The flight feathers of Yixianornis are well preserved in the only known specimen. There were about five primary feathers on each wing, the longest measuring about 6.7 cm. Unlike in many more basal species, the feathers did not become narrower or more pointed at the tip. Rather, the feathers were very broad and rounded. There were eight tail feathers, up to 9.2 cm long, anchored to a pygostyle and rectrical bulb (see below) as in modern birds.

==Biology and ecology==
The feathers of Yixianornis are unique among those preserved in other Mesozoic bird specimens, and have allowed scientists to infer its probable lifestyle. The wings were broad and rounded, with similarly large, rounded feathers. The tail feathers were arranged in a graduated series, with the outer feathers anchored closer to the base of the tail. This would have given the tail a slightly rounded silhouette. Additionally, carbonized tissue impressions show that it had a rectrical bulb, the muscles around the tail which allow the tail feathers to be fanned out during flight, and retraced when at rest.

These adaptations are rare among Mesozoic birds, many of which are known to have had long, pointed wings and very few, if any, long tail feathers. The rectrical bulb and plough-shaped pygostyle allowing for tail fanning is also a unique characteristic of ornithurine birds, of which Yixianornis is among the earliest known. In a 2006 study, Julia Clarke, Zhou Zhonghe and Zhang Fucheng found that the ability to fan the tail, along with the broad wings, show that it probably preferred environments with dense vegetation, where high maneuverability in flight would be necessary.

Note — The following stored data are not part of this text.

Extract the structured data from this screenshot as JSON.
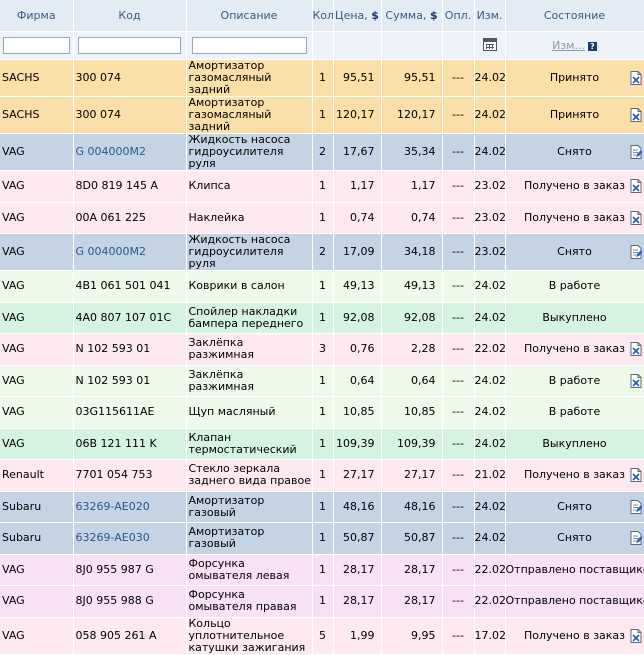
{
  "headers": {
    "firm": "Фирма",
    "code": "Код",
    "desc": "Описание",
    "qty": "Кол",
    "price": "Цена,",
    "sum": "Сумма,",
    "currency": "$",
    "paid": "Опл.",
    "date": "Изм.",
    "state": "Состояние"
  },
  "filters": {
    "state_link": "Изм...",
    "help": "?"
  },
  "colors": {
    "accepted": "#fbdfa9",
    "removed": "#c5d4e4",
    "received": "#fde9ef",
    "work": "#edf9e9",
    "bought": "#d6f3e2",
    "sent": "#f8e1f6",
    "header": "#e3ebf5",
    "link": "#2d5590"
  },
  "rows": [
    {
      "firm": "SACHS",
      "code": "300 074",
      "code_link": false,
      "desc": "Амортизатор газомасляный задний",
      "qty": "1",
      "price": "95,51",
      "sum": "95,51",
      "paid": "---",
      "date": "24.02",
      "state": "Принято",
      "status": "accepted",
      "icon": "cancel-order-icon"
    },
    {
      "firm": "SACHS",
      "code": "300 074",
      "code_link": false,
      "desc": "Амортизатор газомасляный задний",
      "qty": "1",
      "price": "120,17",
      "sum": "120,17",
      "paid": "---",
      "date": "24.02",
      "state": "Принято",
      "status": "accepted",
      "icon": "cancel-order-icon"
    },
    {
      "firm": "VAG",
      "code": "G 004000M2",
      "code_link": true,
      "desc": "Жидкость насоса гидроусилителя руля",
      "qty": "2",
      "price": "17,67",
      "sum": "35,34",
      "paid": "---",
      "date": "24.02",
      "state": "Снято",
      "status": "removed",
      "icon": "edit-order-icon"
    },
    {
      "firm": "VAG",
      "code": "8D0 819 145 A",
      "code_link": false,
      "desc": "Клипса",
      "qty": "1",
      "price": "1,17",
      "sum": "1,17",
      "paid": "---",
      "date": "23.02",
      "state": "Получено в заказ",
      "status": "received",
      "icon": "cancel-order-icon"
    },
    {
      "firm": "VAG",
      "code": "00A 061 225",
      "code_link": false,
      "desc": "Наклейка",
      "qty": "1",
      "price": "0,74",
      "sum": "0,74",
      "paid": "---",
      "date": "23.02",
      "state": "Получено в заказ",
      "status": "received",
      "icon": "cancel-order-icon"
    },
    {
      "firm": "VAG",
      "code": "G 004000M2",
      "code_link": true,
      "desc": "Жидкость насоса гидроусилителя руля",
      "qty": "2",
      "price": "17,09",
      "sum": "34,18",
      "paid": "---",
      "date": "23.02",
      "state": "Снято",
      "status": "removed",
      "icon": "edit-order-icon"
    },
    {
      "firm": "VAG",
      "code": "4B1 061 501 041",
      "code_link": false,
      "desc": "Коврики в салон",
      "qty": "1",
      "price": "49,13",
      "sum": "49,13",
      "paid": "---",
      "date": "24.02",
      "state": "В работе",
      "status": "work",
      "icon": ""
    },
    {
      "firm": "VAG",
      "code": "4A0 807 107 01C",
      "code_link": false,
      "desc": "Спойлер накладки бампера переднего",
      "qty": "1",
      "price": "92,08",
      "sum": "92,08",
      "paid": "---",
      "date": "24.02",
      "state": "Выкуплено",
      "status": "bought",
      "icon": ""
    },
    {
      "firm": "VAG",
      "code": "N 102 593 01",
      "code_link": false,
      "desc": "Заклёпка разжимная",
      "qty": "3",
      "price": "0,76",
      "sum": "2,28",
      "paid": "---",
      "date": "22.02",
      "state": "Получено в заказ",
      "status": "received",
      "icon": "cancel-order-icon"
    },
    {
      "firm": "VAG",
      "code": "N 102 593 01",
      "code_link": false,
      "desc": "Заклёпка разжимная",
      "qty": "1",
      "price": "0,64",
      "sum": "0,64",
      "paid": "---",
      "date": "24.02",
      "state": "В работе",
      "status": "work",
      "icon": "cancel-order-icon"
    },
    {
      "firm": "VAG",
      "code": "03G115611AE",
      "code_link": false,
      "desc": "Щуп масляный",
      "qty": "1",
      "price": "10,85",
      "sum": "10,85",
      "paid": "---",
      "date": "24.02",
      "state": "В работе",
      "status": "work",
      "icon": ""
    },
    {
      "firm": "VAG",
      "code": "06B 121 111 K",
      "code_link": false,
      "desc": "Клапан термостатический",
      "qty": "1",
      "price": "109,39",
      "sum": "109,39",
      "paid": "---",
      "date": "24.02",
      "state": "Выкуплено",
      "status": "bought",
      "icon": ""
    },
    {
      "firm": "Renault",
      "code": "7701 054 753",
      "code_link": false,
      "desc": "Стекло зеркала заднего вида правое",
      "qty": "1",
      "price": "27,17",
      "sum": "27,17",
      "paid": "---",
      "date": "21.02",
      "state": "Получено в заказ",
      "status": "received",
      "icon": "cancel-order-icon"
    },
    {
      "firm": "Subaru",
      "code": "63269-AE020",
      "code_link": true,
      "desc": "Амортизатор газовый",
      "qty": "1",
      "price": "48,16",
      "sum": "48,16",
      "paid": "---",
      "date": "24.02",
      "state": "Снято",
      "status": "removed",
      "icon": "edit-order-icon"
    },
    {
      "firm": "Subaru",
      "code": "63269-AE030",
      "code_link": true,
      "desc": "Амортизатор газовый",
      "qty": "1",
      "price": "50,87",
      "sum": "50,87",
      "paid": "---",
      "date": "24.02",
      "state": "Снято",
      "status": "removed",
      "icon": "edit-order-icon"
    },
    {
      "firm": "VAG",
      "code": "8J0 955 987 G",
      "code_link": false,
      "desc": "Форсунка омывателя левая",
      "qty": "1",
      "price": "28,17",
      "sum": "28,17",
      "paid": "---",
      "date": "22.02",
      "state": "Отправлено поставщиком",
      "status": "sent",
      "icon": ""
    },
    {
      "firm": "VAG",
      "code": "8J0 955 988 G",
      "code_link": false,
      "desc": "Форсунка омывателя правая",
      "qty": "1",
      "price": "28,17",
      "sum": "28,17",
      "paid": "---",
      "date": "22.02",
      "state": "Отправлено поставщиком",
      "status": "sent",
      "icon": ""
    },
    {
      "firm": "VAG",
      "code": "058 905 261 A",
      "code_link": false,
      "desc": "Кольцо уплотнительное катушки зажигания",
      "qty": "5",
      "price": "1,99",
      "sum": "9,95",
      "paid": "---",
      "date": "17.02",
      "state": "Получено в заказ",
      "status": "received",
      "icon": "cancel-order-icon"
    }
  ]
}
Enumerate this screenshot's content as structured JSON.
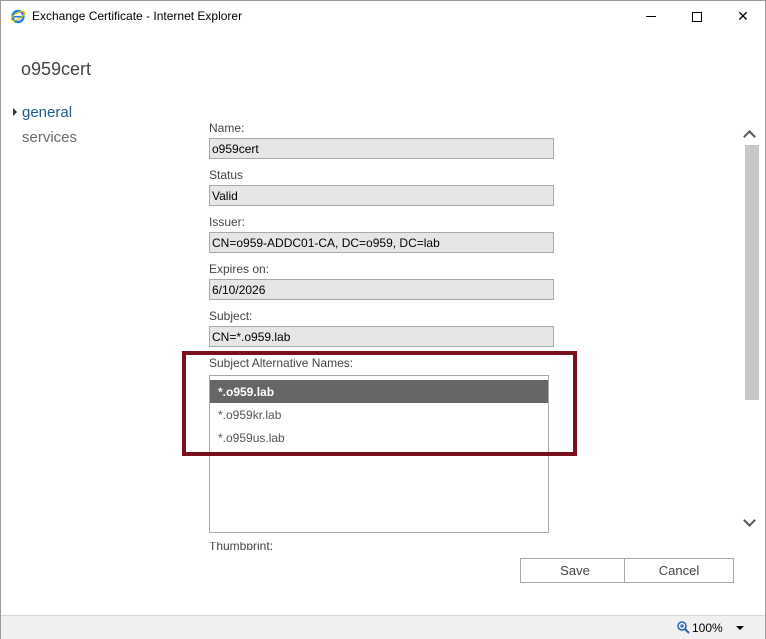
{
  "window": {
    "title": "Exchange Certificate - Internet Explorer",
    "minimize_icon": "minimize-icon",
    "maximize_icon": "maximize-icon",
    "close_glyph": "✕"
  },
  "page": {
    "title": "o959cert"
  },
  "nav": {
    "items": [
      {
        "label": "general",
        "active": true
      },
      {
        "label": "services",
        "active": false
      }
    ]
  },
  "fields": {
    "name": {
      "label": "Name:",
      "value": "o959cert"
    },
    "status": {
      "label": "Status",
      "value": "Valid"
    },
    "issuer": {
      "label": "Issuer:",
      "value": "CN=o959-ADDC01-CA, DC=o959, DC=lab"
    },
    "expires": {
      "label": "Expires on:",
      "value": "6/10/2026"
    },
    "subject": {
      "label": "Subject:",
      "value": "CN=*.o959.lab"
    },
    "san": {
      "label": "Subject Alternative Names:",
      "items": [
        "*.o959.lab",
        "*.o959kr.lab",
        "*.o959us.lab"
      ],
      "selected_index": 0
    },
    "thumbprint": {
      "label": "Thumbprint:"
    }
  },
  "buttons": {
    "save": "Save",
    "cancel": "Cancel"
  },
  "statusbar": {
    "zoom": "100%"
  },
  "colors": {
    "highlight": "#7a0f1e",
    "selected_row": "#666666",
    "nav_active": "#1e5a96"
  }
}
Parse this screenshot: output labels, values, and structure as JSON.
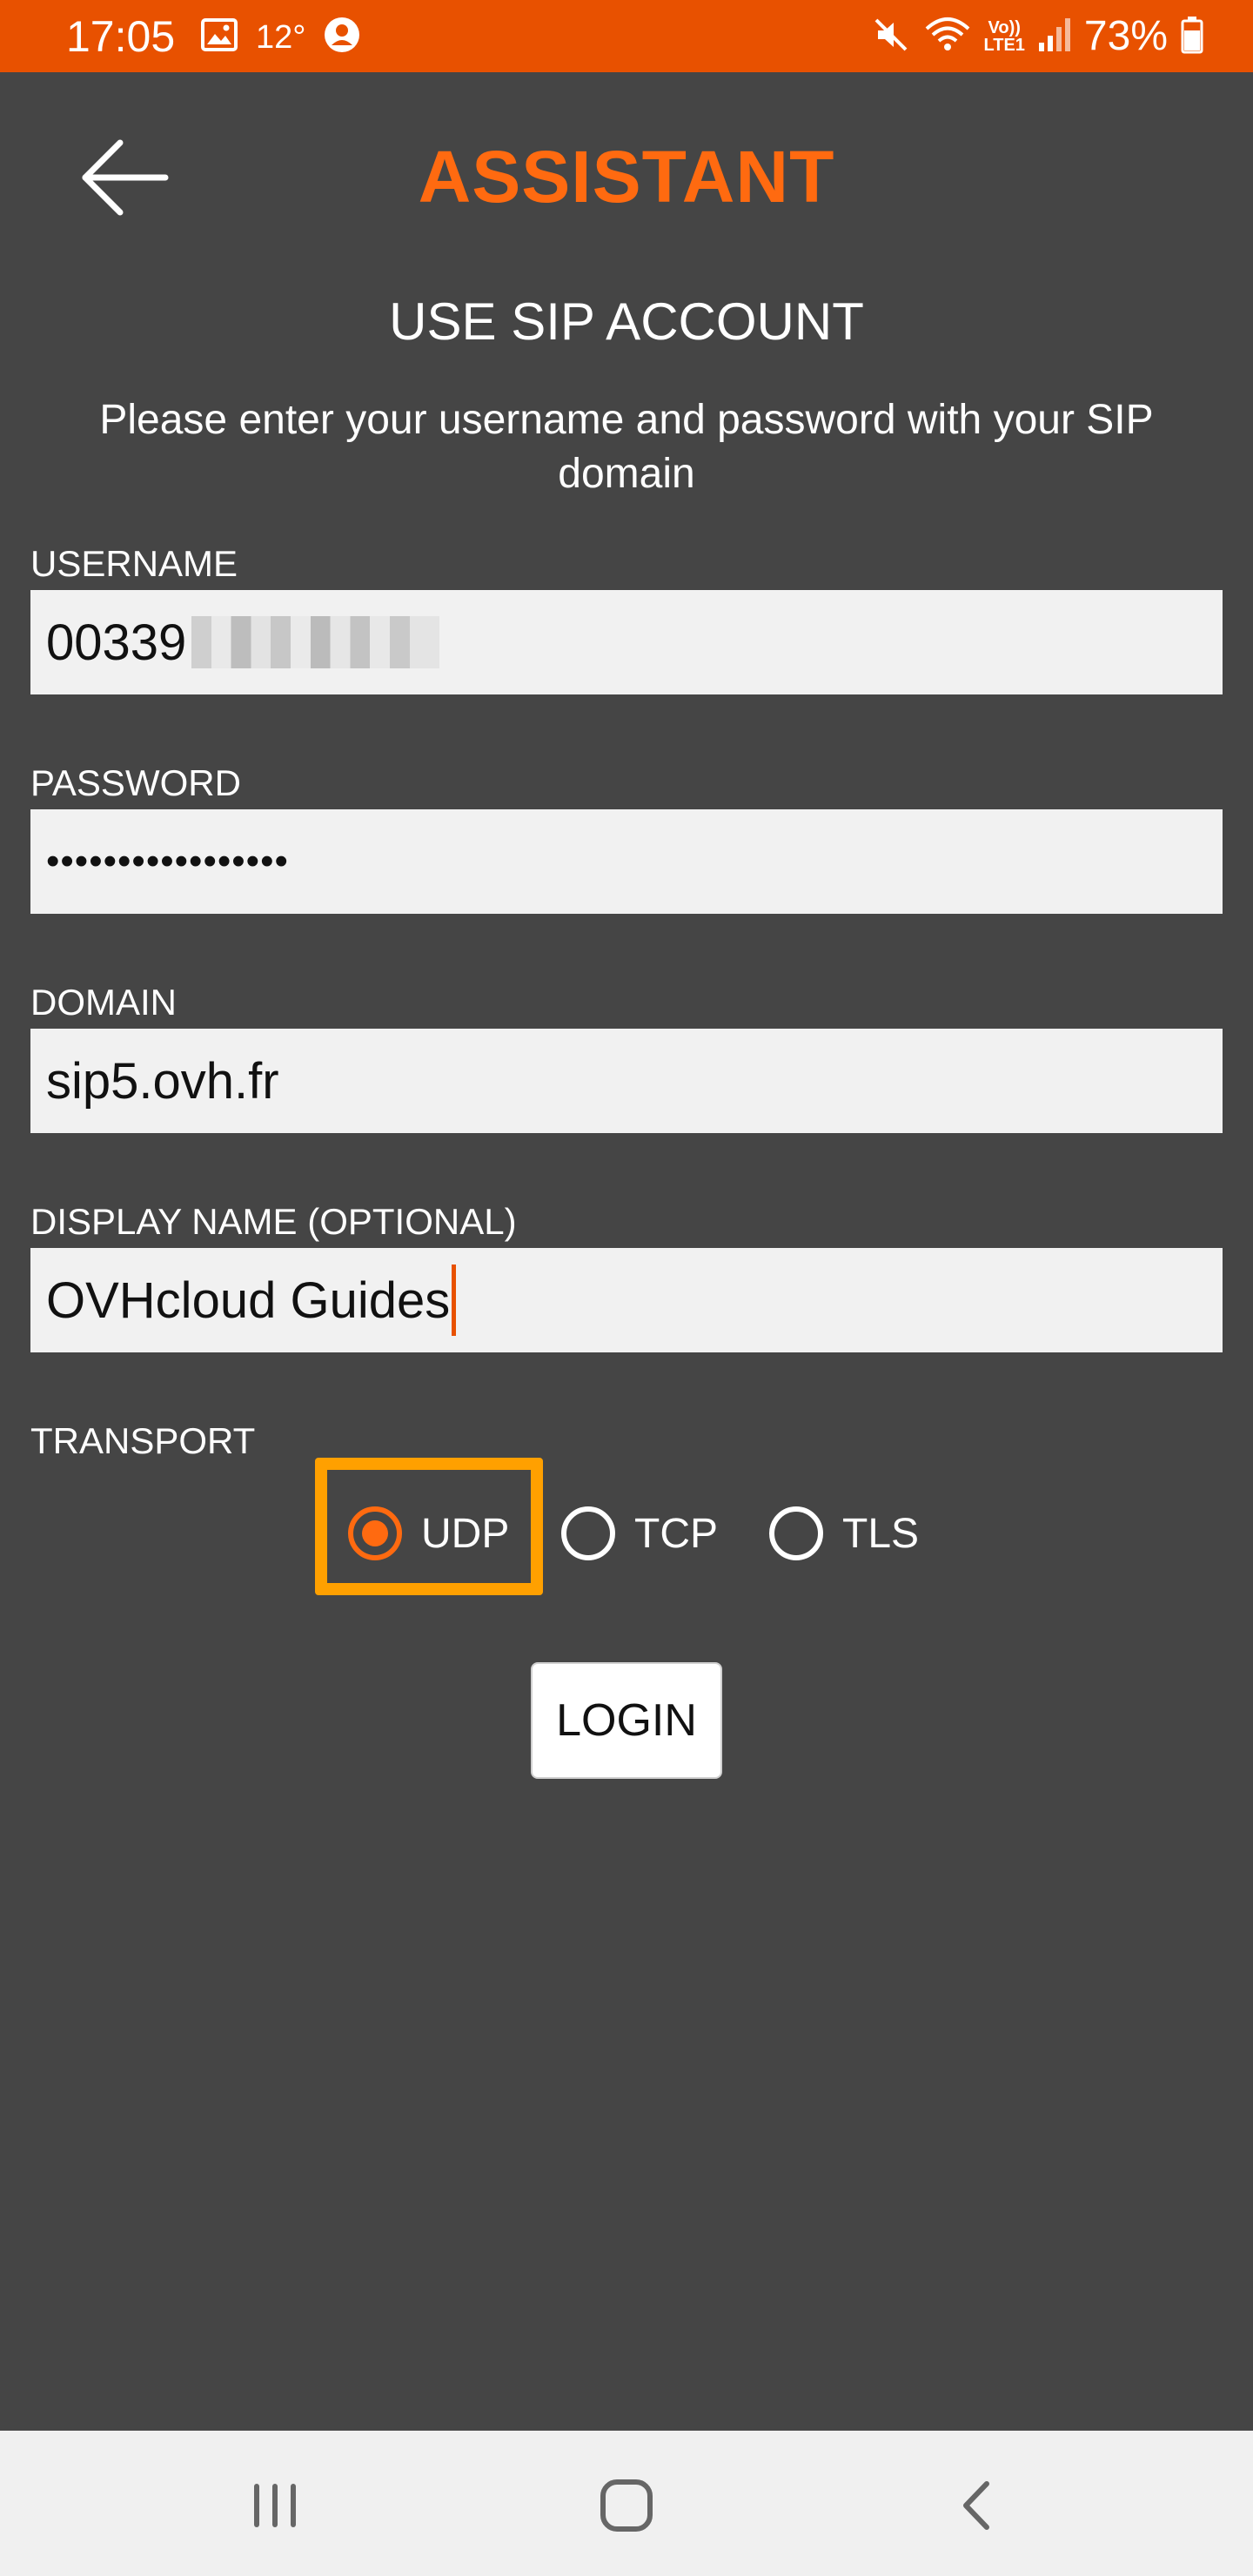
{
  "status_bar": {
    "time": "17:05",
    "temperature": "12°",
    "battery_percent": "73%",
    "icons": [
      "gallery-icon",
      "account-icon",
      "mute-icon",
      "wifi-icon",
      "volte-lte-icon",
      "signal-icon",
      "battery-icon"
    ],
    "volte_line1": "Vo))",
    "volte_line2": "LTE1"
  },
  "header": {
    "title": "ASSISTANT",
    "back_icon": "arrow-left-icon"
  },
  "form": {
    "section_title": "USE SIP ACCOUNT",
    "instructions": "Please enter your username and password with your SIP domain",
    "username_label": "USERNAME",
    "username_value": "00339",
    "password_label": "PASSWORD",
    "password_value": "•••••••••••••••••",
    "domain_label": "DOMAIN",
    "domain_value": "sip5.ovh.fr",
    "display_name_label": "DISPLAY NAME (OPTIONAL)",
    "display_name_value": "OVHcloud Guides",
    "transport_label": "TRANSPORT",
    "transport_options": [
      "UDP",
      "TCP",
      "TLS"
    ],
    "transport_selected": "UDP",
    "login_label": "LOGIN"
  },
  "colors": {
    "accent": "#e85100",
    "title": "#ff6a10",
    "highlight": "#ffa000",
    "background": "#454545",
    "field": "#f1f1f1"
  },
  "nav_bar": {
    "icons": [
      "recent-apps-icon",
      "home-icon",
      "back-icon"
    ]
  }
}
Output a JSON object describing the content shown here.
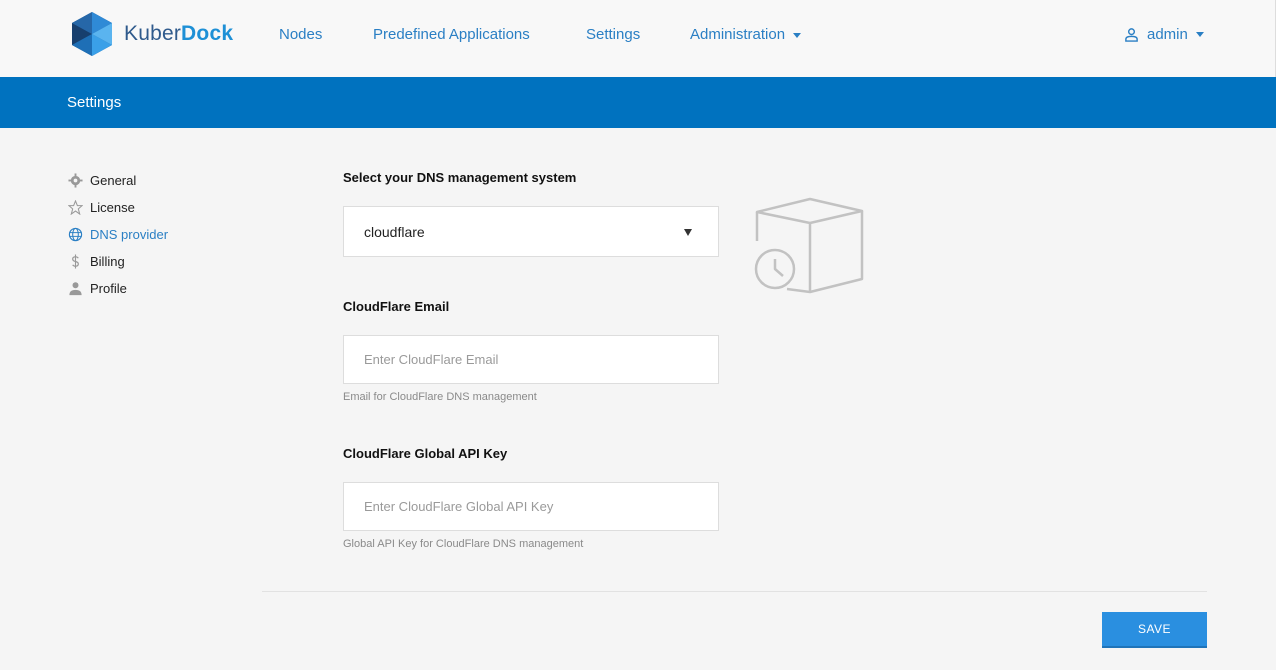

Comparisons between the scleral rings of Yixianornis and modern birds and reptiles indicate that it may have been diurnal, similar to most modern birds.

==Classification==
It was a close relative of Yanornis and together with this and Songlingornis forms a clade of early modern birds. Clarke et al. found that Yixianornis was the most primitive bird to display an essentially modern pygostyle and fan of tail feathers. Later, an enantiornithine called Shanweiniao was found to have a fan tail as well, though it may have evolved independently of modern birds.